Ses écrits, souvent critiqués par ses pairs, furent recueillis par des érudits islamiques, et finirent par se retrouver sur les tablettes des universités et des médecins du Moyen Âge. Toutefois, aucun écrit, en particulier ceux rédigés au cours du IIe siècle de notre ère et avant, ne pouvait être étudié ou lu sans l'approbation et l'examen minutieux de l'Église. Par chance, les pères de l'Église approuvèrent le travail de Galien. Bien que monothéiste déclaré, il ne fit jamais allégeance au christianisme mais il croyait que le corps était la création d'un dieu unique. Cela correspondait à la croyance de l'Église selon laquelle Dieu avait créé l'humanité.
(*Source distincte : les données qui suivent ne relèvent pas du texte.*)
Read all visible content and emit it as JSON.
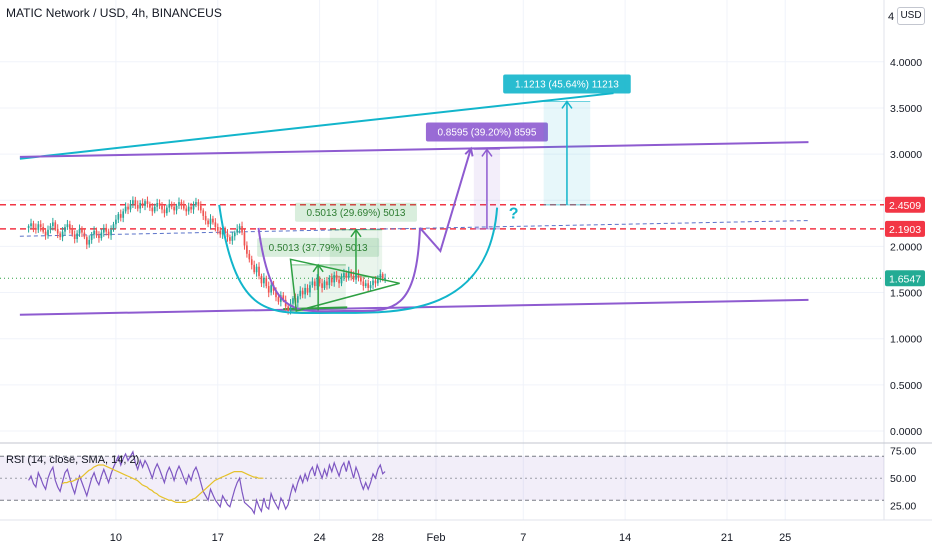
{
  "header": {
    "title": "MATIC Network / USD, 4h, BINANCEUS",
    "currency_badge": "USD",
    "top_axis_label": "4"
  },
  "colors": {
    "up_candle": "#26a69a",
    "down_candle": "#ef5350",
    "channel_cyan": "#12b5cb",
    "channel_purple": "#8e5bd0",
    "resistance_red": "#f23645",
    "triangle_green": "#2ea043",
    "rsi_line": "#7e57c2",
    "rsi_ma": "#e5c12a",
    "price_label_green": "#22ab94"
  },
  "chart_data": [
    {
      "type": "candlestick",
      "symbol": "MATIC Network / USD",
      "interval": "4h",
      "exchange": "BINANCEUS",
      "y_axis": {
        "ticks": [
          "4.0000",
          "3.5000",
          "3.0000",
          "2.5000",
          "2.0000",
          "1.5000",
          "1.0000",
          "0.5000",
          "0.0000"
        ],
        "tick_values": [
          4.0,
          3.5,
          3.0,
          2.5,
          2.0,
          1.5,
          1.0,
          0.5,
          0.0
        ],
        "range": [
          0,
          4.3
        ]
      },
      "x_axis": {
        "ticks": [
          "10",
          "17",
          "24",
          "28",
          "Feb",
          "7",
          "14",
          "21",
          "25"
        ],
        "tick_days": [
          10,
          17,
          24,
          28,
          32,
          38,
          45,
          52,
          56
        ]
      },
      "price_labels": [
        {
          "text": "2.4509",
          "value": 2.4509,
          "kind": "red"
        },
        {
          "text": "2.1903",
          "value": 2.1903,
          "kind": "red"
        },
        {
          "text": "1.6547",
          "value": 1.6547,
          "kind": "green"
        }
      ],
      "candles": {
        "start_day": 4,
        "step_day": 0.1667,
        "closes": [
          2.22,
          2.25,
          2.2,
          2.18,
          2.24,
          2.21,
          2.16,
          2.12,
          2.18,
          2.22,
          2.26,
          2.19,
          2.14,
          2.1,
          2.16,
          2.21,
          2.24,
          2.19,
          2.13,
          2.08,
          2.14,
          2.19,
          2.15,
          2.1,
          2.02,
          2.07,
          2.13,
          2.17,
          2.12,
          2.09,
          2.15,
          2.2,
          2.16,
          2.12,
          2.18,
          2.24,
          2.29,
          2.35,
          2.31,
          2.38,
          2.43,
          2.4,
          2.46,
          2.5,
          2.45,
          2.41,
          2.47,
          2.44,
          2.49,
          2.46,
          2.42,
          2.38,
          2.43,
          2.47,
          2.44,
          2.4,
          2.36,
          2.42,
          2.46,
          2.43,
          2.39,
          2.44,
          2.48,
          2.45,
          2.41,
          2.38,
          2.43,
          2.4,
          2.45,
          2.48,
          2.44,
          2.39,
          2.33,
          2.28,
          2.24,
          2.3,
          2.26,
          2.21,
          2.17,
          2.13,
          2.18,
          2.14,
          2.1,
          2.06,
          2.11,
          2.15,
          2.19,
          2.22,
          2.15,
          2.01,
          1.92,
          1.86,
          1.8,
          1.72,
          1.78,
          1.68,
          1.6,
          1.66,
          1.57,
          1.5,
          1.58,
          1.52,
          1.45,
          1.4,
          1.47,
          1.42,
          1.35,
          1.3,
          1.38,
          1.44,
          1.39,
          1.46,
          1.52,
          1.48,
          1.55,
          1.5,
          1.58,
          1.62,
          1.57,
          1.65,
          1.6,
          1.55,
          1.62,
          1.58,
          1.66,
          1.61,
          1.69,
          1.64,
          1.6,
          1.67,
          1.71,
          1.66,
          1.73,
          1.68,
          1.64,
          1.7,
          1.66,
          1.62,
          1.57,
          1.6,
          1.55,
          1.58,
          1.63,
          1.6,
          1.66,
          1.7,
          1.65,
          1.6547
        ]
      },
      "annotations": [
        {
          "kind": "ray-line",
          "color": "cyan",
          "points": [
            [
              3.4,
              2.95
            ],
            [
              44.2,
              3.66
            ]
          ],
          "extend": "both"
        },
        {
          "kind": "line",
          "color": "purple",
          "points": [
            [
              3.4,
              2.97
            ],
            [
              57.6,
              3.13
            ]
          ]
        },
        {
          "kind": "line",
          "color": "purple",
          "points": [
            [
              3.4,
              1.26
            ],
            [
              57.6,
              1.42
            ]
          ]
        },
        {
          "kind": "hline-dashed",
          "color": "red",
          "value": 2.4509
        },
        {
          "kind": "hline-dashed",
          "color": "red",
          "value": 2.1903
        },
        {
          "kind": "line-dashed",
          "color": "blue",
          "points": [
            [
              3.4,
              2.11
            ],
            [
              57.6,
              2.28
            ]
          ]
        },
        {
          "kind": "hline-dotted",
          "color": "green",
          "value": 1.6547
        },
        {
          "kind": "arc",
          "color": "cyan",
          "from": [
            17.1,
            2.45
          ],
          "bottom": [
            24.9,
            1.28
          ],
          "to": [
            36.2,
            2.42
          ]
        },
        {
          "kind": "arc",
          "color": "purple",
          "from": [
            19.8,
            2.2
          ],
          "bottom": [
            25.7,
            1.3
          ],
          "to": [
            30.9,
            2.2
          ]
        },
        {
          "kind": "path",
          "color": "purple",
          "points": [
            [
              30.9,
              2.2
            ],
            [
              32.3,
              1.95
            ],
            [
              34.4,
              3.06
            ]
          ]
        },
        {
          "kind": "triangle",
          "color": "green",
          "points": [
            [
              22.0,
              1.86
            ],
            [
              29.5,
              1.6
            ],
            [
              22.4,
              1.3
            ]
          ]
        },
        {
          "kind": "line",
          "color": "green",
          "points": [
            [
              21.5,
              1.32
            ],
            [
              25.9,
              1.34
            ]
          ]
        },
        {
          "kind": "measure",
          "color": "green",
          "x_range": [
            22.0,
            25.8
          ],
          "from": 1.3,
          "to": 1.8,
          "label": "0.5013 (37.79%) 5013"
        },
        {
          "kind": "measure",
          "color": "green",
          "x_range": [
            24.7,
            28.3
          ],
          "from": 1.67,
          "to": 2.18,
          "label": "0.5013 (29.69%) 5013"
        },
        {
          "kind": "measure",
          "color": "purple",
          "x_range": [
            34.6,
            36.4
          ],
          "from": 2.19,
          "to": 3.05,
          "label": "0.8595 (39.20%) 8595"
        },
        {
          "kind": "measure",
          "color": "cyan",
          "x_range": [
            39.4,
            42.6
          ],
          "from": 2.45,
          "to": 3.57,
          "label": "1.1213 (45.64%) 11213"
        },
        {
          "kind": "text",
          "color": "cyan",
          "text": "?",
          "at": [
            37.0,
            2.3
          ]
        }
      ]
    },
    {
      "type": "line",
      "title": "RSI (14, close, SMA, 14, 2)",
      "y_axis": {
        "ticks": [
          "75.00",
          "50.00",
          "25.00"
        ],
        "tick_values": [
          75,
          50,
          25
        ],
        "range": [
          12,
          82
        ]
      },
      "band": [
        30,
        70
      ],
      "series": [
        {
          "name": "RSI",
          "start_day": 4,
          "step_day": 0.1667,
          "values": [
            48,
            52,
            45,
            42,
            55,
            50,
            44,
            40,
            50,
            56,
            60,
            48,
            42,
            38,
            47,
            55,
            58,
            50,
            42,
            36,
            45,
            52,
            46,
            40,
            34,
            42,
            50,
            55,
            48,
            44,
            52,
            58,
            52,
            46,
            54,
            60,
            65,
            70,
            62,
            68,
            72,
            66,
            70,
            74,
            64,
            58,
            66,
            60,
            66,
            62,
            56,
            50,
            58,
            63,
            58,
            52,
            46,
            55,
            60,
            55,
            48,
            56,
            61,
            56,
            50,
            45,
            53,
            48,
            56,
            60,
            54,
            46,
            38,
            34,
            30,
            40,
            35,
            30,
            27,
            24,
            34,
            30,
            26,
            24,
            32,
            40,
            46,
            50,
            38,
            28,
            26,
            24,
            22,
            18,
            30,
            24,
            20,
            32,
            24,
            22,
            36,
            30,
            26,
            22,
            32,
            28,
            22,
            26,
            36,
            44,
            38,
            46,
            52,
            46,
            54,
            48,
            56,
            60,
            52,
            62,
            56,
            50,
            58,
            52,
            62,
            56,
            64,
            58,
            52,
            60,
            64,
            56,
            66,
            58,
            50,
            60,
            54,
            46,
            40,
            46,
            40,
            46,
            54,
            50,
            58,
            62,
            54,
            56
          ]
        },
        {
          "name": "RSI-based MA",
          "start_day": 6.3,
          "step_day": 0.1667,
          "values": [
            45,
            46,
            46,
            47,
            47,
            48,
            49,
            50,
            51,
            53,
            55,
            57,
            58,
            60,
            61,
            62,
            62,
            62,
            61,
            60,
            59,
            58,
            57,
            56,
            55,
            54,
            53,
            52,
            51,
            50,
            49,
            48,
            46,
            44,
            43,
            42,
            40,
            39,
            37,
            36,
            34,
            33,
            32,
            31,
            30,
            30,
            29,
            28,
            28,
            28,
            28,
            28,
            29,
            30,
            31,
            32,
            34,
            36,
            38,
            40,
            42,
            44,
            46,
            48,
            49,
            50,
            51,
            52,
            53,
            54,
            55,
            56,
            56,
            56,
            56,
            55,
            54,
            53,
            52,
            51,
            51,
            50,
            50,
            50
          ]
        }
      ]
    }
  ]
}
Pour Galien, le corps humain était la construction ordonnée de la nature ou, aux yeux de l'Église, de Dieu. Cependant, comme l'Église interdisait les dissections, les théories de Galien ne furent pas remises en question. Et parce qu'il était si fortement accepté, ses théories ne seraient pas contestées. Aujourd'hui, cependant, la plupart des théories de Galien ont été réfutées. Les médecins modernes doivent cependant accepter ses recommandations concernant l'exercice, une alimentation équilibrée, une bonne hygiène et les bains. Cependant, il a été démontré depuis longtemps que nombre de ses idées concernant le système circulatoire et le rôle des veines et des artères étaient incorrectes. Alors, pourquoi devrions-nous nous souvenir de lui ? Galien défia la norme. Il n'accepta pas les théories de ses pairs - des idées fondées sur des conjectures et non sur l'étude ou l'expérimentation. Galien révolutionna l'étude de la médecine, et pour cela, nous devons lui être reconnaissants.